マンセル表色系とは(Munsell color system)

  • 更新日:2020/04/19
  • マンセル表色系は、アメリカの画家で美術教育家でもあったマンセルが色を系統的に整理するために考えたものが原型になっています。

    マンセルが作ったものをアメリカ光学会(OSA)がすべての色の差が計測的に均等な感覚になるように修正し現在に至ります。この修正版を「修正マンセル表色系」と呼んでいます。

    一般的にはマンセル表色系といえば、この「修正マンセル表色系」のことになります。

    世界で広く使われているマンセル表色系は、日本でもJIS(日本産業規格)に登録されている慣用色名の色表示に使われています。
    色相

    マンセル表色系では、色相を「Hue(ヒュー)」と呼んでいます。PCCSと同じですね。

    マンセルが基本色として選んだのは、R(Red)、Y(Yellow)、G(Green)、B(Bule)、P(Purple)の5色です。

    その5色の中間色として、YR(Yellow Red)、GY(Green Yellow)、BG(Blue Green)、PB(Purple Blue)、RP(Red Purple)の5色を加えた10色が設定されています。

    さらにその10色をそれぞれ10等分して100の色相ができます。

    マンセル表色系では色相は「5R」のように、アルファベットの前に10等分の数値を書きますが、この数値は「7.5R」のように小数点以下の数字をつけて表示することもあります。

    となると、多彩な色表現が出来そうですね。

    ちなみに人が見分けることができる色の数は正常な色覚を持っている人で、187.5万色~750万色と言われていますので、PCCSよりもマンセル表色系の方が、色を作り出す「色再現」の基準には適していますね。

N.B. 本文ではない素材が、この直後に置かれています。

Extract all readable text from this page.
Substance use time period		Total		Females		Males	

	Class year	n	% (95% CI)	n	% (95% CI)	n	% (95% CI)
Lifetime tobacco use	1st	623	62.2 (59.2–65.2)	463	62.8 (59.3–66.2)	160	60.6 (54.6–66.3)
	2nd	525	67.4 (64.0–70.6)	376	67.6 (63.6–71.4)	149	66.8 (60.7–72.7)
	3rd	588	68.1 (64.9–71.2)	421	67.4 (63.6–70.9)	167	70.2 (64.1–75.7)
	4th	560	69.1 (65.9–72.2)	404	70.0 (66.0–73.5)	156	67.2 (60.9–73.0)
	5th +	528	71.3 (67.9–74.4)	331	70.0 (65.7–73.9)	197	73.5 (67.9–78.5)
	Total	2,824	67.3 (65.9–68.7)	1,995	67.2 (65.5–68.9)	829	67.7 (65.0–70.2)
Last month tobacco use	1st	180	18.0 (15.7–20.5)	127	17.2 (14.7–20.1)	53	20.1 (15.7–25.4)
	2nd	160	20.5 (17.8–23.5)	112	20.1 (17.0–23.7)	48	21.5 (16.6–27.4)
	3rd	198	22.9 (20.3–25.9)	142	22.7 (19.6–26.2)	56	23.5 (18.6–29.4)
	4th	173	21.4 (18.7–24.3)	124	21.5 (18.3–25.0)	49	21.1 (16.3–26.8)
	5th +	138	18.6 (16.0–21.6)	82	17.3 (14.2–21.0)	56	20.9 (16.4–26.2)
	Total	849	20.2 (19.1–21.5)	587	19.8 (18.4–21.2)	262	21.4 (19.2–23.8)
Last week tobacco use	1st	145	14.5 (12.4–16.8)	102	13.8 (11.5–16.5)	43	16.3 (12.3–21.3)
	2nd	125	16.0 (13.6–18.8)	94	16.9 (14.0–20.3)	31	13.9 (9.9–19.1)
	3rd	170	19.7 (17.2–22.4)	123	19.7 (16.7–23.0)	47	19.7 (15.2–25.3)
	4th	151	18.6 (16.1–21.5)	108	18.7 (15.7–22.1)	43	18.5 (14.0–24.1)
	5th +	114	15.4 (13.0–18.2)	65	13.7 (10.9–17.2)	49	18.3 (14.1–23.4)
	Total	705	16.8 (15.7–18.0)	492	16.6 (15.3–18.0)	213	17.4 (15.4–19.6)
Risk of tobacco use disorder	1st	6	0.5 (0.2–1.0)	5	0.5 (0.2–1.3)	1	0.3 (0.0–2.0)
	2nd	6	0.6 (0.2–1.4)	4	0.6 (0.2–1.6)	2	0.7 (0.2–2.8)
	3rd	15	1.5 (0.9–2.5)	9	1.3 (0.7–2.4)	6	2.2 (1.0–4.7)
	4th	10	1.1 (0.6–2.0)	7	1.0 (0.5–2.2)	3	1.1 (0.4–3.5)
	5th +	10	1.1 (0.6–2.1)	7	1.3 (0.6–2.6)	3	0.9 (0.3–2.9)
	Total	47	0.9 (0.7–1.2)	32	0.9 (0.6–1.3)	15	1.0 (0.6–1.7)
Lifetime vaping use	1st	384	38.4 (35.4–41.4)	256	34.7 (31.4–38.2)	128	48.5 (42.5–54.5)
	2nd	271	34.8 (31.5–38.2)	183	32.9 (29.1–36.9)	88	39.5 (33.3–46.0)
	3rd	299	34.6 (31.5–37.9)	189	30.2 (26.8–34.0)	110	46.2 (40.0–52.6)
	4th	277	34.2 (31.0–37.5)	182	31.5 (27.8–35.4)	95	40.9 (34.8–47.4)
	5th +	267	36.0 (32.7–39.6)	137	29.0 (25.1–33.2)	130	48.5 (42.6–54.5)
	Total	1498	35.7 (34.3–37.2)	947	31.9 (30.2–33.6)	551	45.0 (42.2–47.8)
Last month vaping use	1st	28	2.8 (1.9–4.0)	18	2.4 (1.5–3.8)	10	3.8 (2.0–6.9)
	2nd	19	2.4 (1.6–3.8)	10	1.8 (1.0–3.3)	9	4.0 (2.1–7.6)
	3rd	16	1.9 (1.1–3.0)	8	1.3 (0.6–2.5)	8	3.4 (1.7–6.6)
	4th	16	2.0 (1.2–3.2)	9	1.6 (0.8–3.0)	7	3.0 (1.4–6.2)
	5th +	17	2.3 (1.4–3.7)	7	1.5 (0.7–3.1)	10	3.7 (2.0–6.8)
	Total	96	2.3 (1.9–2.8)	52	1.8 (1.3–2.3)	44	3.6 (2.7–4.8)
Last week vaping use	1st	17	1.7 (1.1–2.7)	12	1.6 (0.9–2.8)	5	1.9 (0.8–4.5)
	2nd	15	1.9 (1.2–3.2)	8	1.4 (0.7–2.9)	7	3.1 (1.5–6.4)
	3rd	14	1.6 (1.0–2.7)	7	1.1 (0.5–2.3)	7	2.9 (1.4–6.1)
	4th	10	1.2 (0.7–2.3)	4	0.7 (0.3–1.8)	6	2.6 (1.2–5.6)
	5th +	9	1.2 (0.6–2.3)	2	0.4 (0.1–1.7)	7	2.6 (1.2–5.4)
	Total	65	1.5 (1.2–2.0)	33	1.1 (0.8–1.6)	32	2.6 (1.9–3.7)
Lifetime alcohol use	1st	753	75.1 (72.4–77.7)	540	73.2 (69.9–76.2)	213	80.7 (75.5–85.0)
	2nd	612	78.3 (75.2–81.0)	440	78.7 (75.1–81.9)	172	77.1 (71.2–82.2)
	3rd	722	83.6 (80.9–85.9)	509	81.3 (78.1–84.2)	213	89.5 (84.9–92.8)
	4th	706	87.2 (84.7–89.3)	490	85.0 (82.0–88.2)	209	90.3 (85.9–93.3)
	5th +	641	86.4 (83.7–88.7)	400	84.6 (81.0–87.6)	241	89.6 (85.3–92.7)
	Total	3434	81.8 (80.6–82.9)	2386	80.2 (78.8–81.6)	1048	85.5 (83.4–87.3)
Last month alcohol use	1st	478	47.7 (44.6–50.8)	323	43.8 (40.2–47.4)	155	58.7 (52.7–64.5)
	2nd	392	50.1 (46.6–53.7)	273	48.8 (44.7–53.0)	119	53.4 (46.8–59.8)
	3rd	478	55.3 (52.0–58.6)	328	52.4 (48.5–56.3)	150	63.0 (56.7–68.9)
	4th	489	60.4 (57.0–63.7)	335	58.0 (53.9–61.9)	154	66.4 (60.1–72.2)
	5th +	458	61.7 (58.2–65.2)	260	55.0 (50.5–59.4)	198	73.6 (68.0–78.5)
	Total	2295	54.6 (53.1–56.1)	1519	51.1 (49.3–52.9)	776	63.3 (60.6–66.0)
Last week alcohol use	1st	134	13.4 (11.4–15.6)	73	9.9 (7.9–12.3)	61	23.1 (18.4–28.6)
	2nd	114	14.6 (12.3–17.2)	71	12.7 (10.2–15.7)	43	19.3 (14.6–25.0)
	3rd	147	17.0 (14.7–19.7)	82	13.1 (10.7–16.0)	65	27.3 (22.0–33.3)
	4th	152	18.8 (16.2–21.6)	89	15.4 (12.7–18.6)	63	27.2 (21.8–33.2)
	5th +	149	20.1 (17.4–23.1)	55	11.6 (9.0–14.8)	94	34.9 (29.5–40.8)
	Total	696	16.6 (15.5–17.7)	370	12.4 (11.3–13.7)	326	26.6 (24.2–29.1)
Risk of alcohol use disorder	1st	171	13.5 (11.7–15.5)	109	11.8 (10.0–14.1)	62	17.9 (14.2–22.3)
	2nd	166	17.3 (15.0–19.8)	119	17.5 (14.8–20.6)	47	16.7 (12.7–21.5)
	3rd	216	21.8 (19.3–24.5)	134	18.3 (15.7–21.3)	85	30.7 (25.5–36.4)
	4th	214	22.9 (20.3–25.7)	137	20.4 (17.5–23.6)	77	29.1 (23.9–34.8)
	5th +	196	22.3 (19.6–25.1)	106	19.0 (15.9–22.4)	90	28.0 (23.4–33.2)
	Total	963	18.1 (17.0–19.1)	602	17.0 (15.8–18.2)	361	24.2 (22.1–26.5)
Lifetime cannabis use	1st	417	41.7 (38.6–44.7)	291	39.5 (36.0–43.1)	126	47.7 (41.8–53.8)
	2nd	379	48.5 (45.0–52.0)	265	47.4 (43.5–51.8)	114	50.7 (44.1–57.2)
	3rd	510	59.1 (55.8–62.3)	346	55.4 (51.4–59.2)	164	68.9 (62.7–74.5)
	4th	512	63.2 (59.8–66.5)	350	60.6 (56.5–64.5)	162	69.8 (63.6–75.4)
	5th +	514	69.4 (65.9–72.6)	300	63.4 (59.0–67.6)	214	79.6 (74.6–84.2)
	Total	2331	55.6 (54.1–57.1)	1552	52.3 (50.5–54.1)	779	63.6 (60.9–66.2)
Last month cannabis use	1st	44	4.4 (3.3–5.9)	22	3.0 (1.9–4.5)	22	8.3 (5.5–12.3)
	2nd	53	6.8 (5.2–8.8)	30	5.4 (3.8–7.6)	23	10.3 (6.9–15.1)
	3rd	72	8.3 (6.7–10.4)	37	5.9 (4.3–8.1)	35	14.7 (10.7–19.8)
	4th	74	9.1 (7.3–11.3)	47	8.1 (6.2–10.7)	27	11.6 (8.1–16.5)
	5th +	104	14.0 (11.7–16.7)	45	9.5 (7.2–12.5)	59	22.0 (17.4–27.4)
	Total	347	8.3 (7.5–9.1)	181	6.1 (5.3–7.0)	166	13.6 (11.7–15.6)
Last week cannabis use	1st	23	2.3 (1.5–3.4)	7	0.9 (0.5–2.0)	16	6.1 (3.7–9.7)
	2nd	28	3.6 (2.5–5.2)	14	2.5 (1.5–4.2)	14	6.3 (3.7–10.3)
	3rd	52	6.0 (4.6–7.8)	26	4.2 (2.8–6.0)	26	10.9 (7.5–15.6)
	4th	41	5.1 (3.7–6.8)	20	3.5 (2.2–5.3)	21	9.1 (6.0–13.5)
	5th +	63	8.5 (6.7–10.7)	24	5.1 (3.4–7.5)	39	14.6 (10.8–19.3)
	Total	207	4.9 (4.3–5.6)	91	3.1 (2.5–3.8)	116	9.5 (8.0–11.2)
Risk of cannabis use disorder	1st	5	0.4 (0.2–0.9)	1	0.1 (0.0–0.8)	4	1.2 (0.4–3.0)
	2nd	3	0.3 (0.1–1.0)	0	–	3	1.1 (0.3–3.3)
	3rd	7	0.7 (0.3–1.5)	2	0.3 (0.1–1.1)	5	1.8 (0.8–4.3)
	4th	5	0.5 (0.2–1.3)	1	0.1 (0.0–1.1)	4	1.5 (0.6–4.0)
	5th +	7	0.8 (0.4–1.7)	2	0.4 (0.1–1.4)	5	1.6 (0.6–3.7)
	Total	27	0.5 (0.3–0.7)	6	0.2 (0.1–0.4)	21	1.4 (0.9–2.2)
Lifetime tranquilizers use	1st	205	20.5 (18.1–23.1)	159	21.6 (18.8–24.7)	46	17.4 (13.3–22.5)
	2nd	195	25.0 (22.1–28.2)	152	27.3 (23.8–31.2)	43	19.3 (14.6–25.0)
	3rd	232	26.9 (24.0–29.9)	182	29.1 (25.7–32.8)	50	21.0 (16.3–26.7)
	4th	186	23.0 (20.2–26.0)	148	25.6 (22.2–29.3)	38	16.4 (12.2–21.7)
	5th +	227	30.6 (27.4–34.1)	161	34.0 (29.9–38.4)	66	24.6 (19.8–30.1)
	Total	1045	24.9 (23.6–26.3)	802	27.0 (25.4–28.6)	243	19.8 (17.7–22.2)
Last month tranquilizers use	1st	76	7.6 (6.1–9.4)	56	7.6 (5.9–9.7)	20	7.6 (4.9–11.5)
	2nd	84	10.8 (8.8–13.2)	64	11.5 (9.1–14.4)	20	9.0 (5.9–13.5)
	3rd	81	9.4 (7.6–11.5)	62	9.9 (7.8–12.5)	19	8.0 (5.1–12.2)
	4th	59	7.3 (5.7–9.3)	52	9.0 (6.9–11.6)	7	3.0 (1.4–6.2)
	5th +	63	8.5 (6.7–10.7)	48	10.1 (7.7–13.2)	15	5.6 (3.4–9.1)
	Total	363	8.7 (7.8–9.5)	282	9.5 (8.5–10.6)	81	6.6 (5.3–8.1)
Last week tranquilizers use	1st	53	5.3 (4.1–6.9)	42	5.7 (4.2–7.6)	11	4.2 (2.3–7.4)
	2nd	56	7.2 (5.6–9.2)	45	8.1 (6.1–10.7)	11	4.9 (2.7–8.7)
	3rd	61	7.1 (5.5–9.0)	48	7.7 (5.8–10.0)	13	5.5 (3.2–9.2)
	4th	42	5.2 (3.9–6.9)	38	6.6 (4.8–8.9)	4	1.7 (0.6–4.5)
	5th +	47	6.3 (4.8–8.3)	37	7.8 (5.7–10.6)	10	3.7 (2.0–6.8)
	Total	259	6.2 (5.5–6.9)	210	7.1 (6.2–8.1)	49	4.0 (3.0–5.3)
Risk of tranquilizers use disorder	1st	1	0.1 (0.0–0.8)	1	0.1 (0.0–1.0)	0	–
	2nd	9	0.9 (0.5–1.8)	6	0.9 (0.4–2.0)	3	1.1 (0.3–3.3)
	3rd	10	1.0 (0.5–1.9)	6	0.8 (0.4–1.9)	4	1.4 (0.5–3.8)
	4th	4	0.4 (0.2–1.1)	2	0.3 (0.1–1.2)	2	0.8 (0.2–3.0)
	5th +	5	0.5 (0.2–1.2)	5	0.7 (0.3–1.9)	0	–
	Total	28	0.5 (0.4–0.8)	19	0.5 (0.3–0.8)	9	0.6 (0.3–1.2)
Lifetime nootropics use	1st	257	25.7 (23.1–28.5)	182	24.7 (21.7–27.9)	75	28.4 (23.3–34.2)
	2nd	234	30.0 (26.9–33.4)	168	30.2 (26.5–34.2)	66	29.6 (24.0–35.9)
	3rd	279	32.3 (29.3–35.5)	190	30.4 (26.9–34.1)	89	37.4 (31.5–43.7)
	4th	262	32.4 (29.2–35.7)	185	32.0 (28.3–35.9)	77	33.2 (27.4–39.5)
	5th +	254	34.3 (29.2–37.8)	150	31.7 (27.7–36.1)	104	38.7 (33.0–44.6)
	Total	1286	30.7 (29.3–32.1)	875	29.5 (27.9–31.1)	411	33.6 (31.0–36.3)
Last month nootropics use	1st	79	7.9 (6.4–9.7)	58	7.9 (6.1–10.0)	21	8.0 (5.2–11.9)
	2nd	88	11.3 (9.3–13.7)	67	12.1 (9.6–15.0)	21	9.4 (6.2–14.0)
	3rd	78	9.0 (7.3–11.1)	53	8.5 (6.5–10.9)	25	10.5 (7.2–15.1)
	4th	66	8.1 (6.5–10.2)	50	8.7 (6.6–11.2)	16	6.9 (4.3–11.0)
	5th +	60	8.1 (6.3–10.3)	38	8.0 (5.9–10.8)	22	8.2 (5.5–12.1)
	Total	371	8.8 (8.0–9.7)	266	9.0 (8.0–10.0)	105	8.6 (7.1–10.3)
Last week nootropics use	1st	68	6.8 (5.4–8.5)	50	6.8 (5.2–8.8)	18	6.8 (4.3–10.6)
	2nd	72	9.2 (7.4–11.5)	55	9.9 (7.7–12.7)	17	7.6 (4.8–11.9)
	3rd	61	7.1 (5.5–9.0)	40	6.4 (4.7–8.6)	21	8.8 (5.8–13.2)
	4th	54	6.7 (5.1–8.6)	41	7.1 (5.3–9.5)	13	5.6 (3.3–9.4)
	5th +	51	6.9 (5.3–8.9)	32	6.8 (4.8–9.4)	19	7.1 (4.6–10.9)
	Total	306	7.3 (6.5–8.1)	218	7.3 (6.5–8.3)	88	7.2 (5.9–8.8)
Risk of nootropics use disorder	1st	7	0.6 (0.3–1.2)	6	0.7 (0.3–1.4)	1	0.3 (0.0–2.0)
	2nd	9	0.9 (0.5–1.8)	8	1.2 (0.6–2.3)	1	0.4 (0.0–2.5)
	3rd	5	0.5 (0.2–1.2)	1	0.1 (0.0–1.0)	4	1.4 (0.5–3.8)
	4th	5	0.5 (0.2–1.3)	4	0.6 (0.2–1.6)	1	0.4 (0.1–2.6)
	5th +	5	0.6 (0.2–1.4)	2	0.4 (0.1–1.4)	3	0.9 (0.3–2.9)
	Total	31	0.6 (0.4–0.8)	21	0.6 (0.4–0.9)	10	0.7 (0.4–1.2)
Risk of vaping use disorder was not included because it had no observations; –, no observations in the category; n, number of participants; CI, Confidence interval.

    10等分した10色の色相で、5番に当たる色(5R、5BPなど)がその色相記号で表される代表色相になります。
    明度
    マンセル表色系では、明度を「Value(バリュー)」と呼んでいます。PCCSと呼び方は違いますが、グレースケールを基準とするところは同じです。

    光をすべて反射する理想的な白の明度を10、光をすべて吸収する理想的な黒の明度を0としています。

    いま技術がどんどん進化して、理想的な黒を作りだす試みが盛んに行われていますが、マンセル値が0の黒や10の白は作れません。

    マンセル表色系の色票(色のカード)では、最も明るい色は明度9.5、最も暗い色は明度1.0になっています。
     
    彩度
    マンセル表色系では、彩度を「Chroma(クロマ)」と呼んでいます。

    色相・明度と同じく小数点表示も可能で、無彩色を0として、無彩色からどれくらい鮮やかさが離れているかを数値表します。

    最高彩度は実際に作ることができる色が色相によって違うため、色相によって最高彩度の数値も違います。ここはPCCSと大きく異なるところです。

    マンセル表色系では、5Rの最高彩度は14になりますが、5BGの最高彩度は8になります。同じ彩度8でも色相が異なると鮮やかさの感じ方も違います。
     
    色再現(色を作り出すこと)に役立つマンセル表色系
    色相・明度・彩度が実際に存在する色をできるだけ表現できるように設定されているところが、画家でもあったマンセルが作り出した色の体系の特徴です。

    眼の構造は人それぞれなので同じ色を見ていても同じ色に見えていないことがほとんどです。

    机の色、壁の色、コップの色、滑り台の色、レジカウンターの色、カートの色、乗り物の色など工業製品を作るとき、細やかな色の指示ができるマンセル表色系はとても役に立っています。